El reino de la fe se establece sobre la muerte de los sentidos, sobre su despojamiento, vacío y mortificación; pues mientras que los sentidos adoran las criaturas, la fe adora solamente la voluntad de Dios. Derribad los ídolos de los sentidos, aunque éstos lloren como niños desesperados, y que la fe triunfe, pues no puede separársele de la voluntad de Dios. Y cuando el momento presente aflige, oprime, despoja, abruma todos los sentidos, entonces es cuando alimenta, enriquece y vivifica la fe, que se ríe de todas esas pérdidas, como el gobernador de una plaza inexpugnable ante tantos asaltos inútiles.

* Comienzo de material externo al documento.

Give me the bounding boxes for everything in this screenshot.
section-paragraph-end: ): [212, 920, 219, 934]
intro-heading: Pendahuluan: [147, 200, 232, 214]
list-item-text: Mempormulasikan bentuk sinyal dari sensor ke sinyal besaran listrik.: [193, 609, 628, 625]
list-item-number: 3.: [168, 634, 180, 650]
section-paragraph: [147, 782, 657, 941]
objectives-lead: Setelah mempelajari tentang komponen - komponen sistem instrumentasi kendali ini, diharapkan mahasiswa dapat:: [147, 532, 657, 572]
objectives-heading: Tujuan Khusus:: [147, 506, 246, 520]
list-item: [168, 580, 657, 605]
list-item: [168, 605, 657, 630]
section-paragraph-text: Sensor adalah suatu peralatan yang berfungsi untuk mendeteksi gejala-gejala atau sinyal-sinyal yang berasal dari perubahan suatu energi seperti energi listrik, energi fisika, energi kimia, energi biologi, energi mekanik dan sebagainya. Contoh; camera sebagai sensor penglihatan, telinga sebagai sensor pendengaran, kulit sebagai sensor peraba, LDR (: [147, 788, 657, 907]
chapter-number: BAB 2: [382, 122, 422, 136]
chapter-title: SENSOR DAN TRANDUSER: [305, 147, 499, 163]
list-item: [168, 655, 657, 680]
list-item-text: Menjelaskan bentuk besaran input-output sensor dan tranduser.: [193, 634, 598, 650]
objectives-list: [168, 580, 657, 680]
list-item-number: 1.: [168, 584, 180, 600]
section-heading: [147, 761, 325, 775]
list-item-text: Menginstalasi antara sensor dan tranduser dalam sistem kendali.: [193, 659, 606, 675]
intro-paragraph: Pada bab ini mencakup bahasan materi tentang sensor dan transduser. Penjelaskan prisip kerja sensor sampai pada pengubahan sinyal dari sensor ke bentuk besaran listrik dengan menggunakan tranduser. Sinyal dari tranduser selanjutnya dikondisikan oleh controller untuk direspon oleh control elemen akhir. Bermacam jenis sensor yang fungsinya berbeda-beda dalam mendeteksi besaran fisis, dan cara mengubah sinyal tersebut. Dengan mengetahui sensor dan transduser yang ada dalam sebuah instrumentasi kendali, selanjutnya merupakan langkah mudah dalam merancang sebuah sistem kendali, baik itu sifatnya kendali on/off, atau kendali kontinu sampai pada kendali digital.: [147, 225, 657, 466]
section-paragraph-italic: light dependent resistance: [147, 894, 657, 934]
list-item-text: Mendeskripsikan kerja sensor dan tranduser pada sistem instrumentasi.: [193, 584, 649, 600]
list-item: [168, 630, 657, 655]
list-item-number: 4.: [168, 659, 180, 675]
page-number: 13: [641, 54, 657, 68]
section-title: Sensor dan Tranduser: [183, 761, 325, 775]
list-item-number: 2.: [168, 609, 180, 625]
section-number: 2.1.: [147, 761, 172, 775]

El alma que se entrega totalmente a la voluntad de Dios, que se le ha revelado, conoce que Dios se le ha entregado a su vez, porque en toda ocasión experimenta su auxilio poderoso. Y gozo de la felicidad de esta venida de Dios a ella con tanta más dulzura, cuanto mejor comprende el bien inmenso que le produce abandonarse siempre y en todos los momentos a esa voluntad adorable.
¿Pensáis que el alma juzga las cosas como aquellos que las miden por los sentidos y que ignoran el tesoro inestimable que ellas encierran? Aquél que sabe que tal persona es el rey disfrazado, le recibe y trata de modo muy diverso que aquel otro que, no viendo más que la figura de un hombre ordinario, le trata según su apariencia. Igualmente el alma que ve la voluntad de Dios en todas las cosas, hasta en las más pequeñas, lamentables y mortales, las vive y recibe todas con un gozo, con una alegría y con un respeto siempre igual. Y abre todas sus puertas para recibir con honor las mismas cosas que otros temen y procuran evitar. Y mientras los sentidos, al no ver sino cosas miserables, las desprecian, el corazón reconoce bajo esa presentación tan pobre al rey majestuoso, y le respeta tanto más cuanto que ha venido en forma tan pobre y secreta, y le ama por eso con un amor más tierno y ardiente.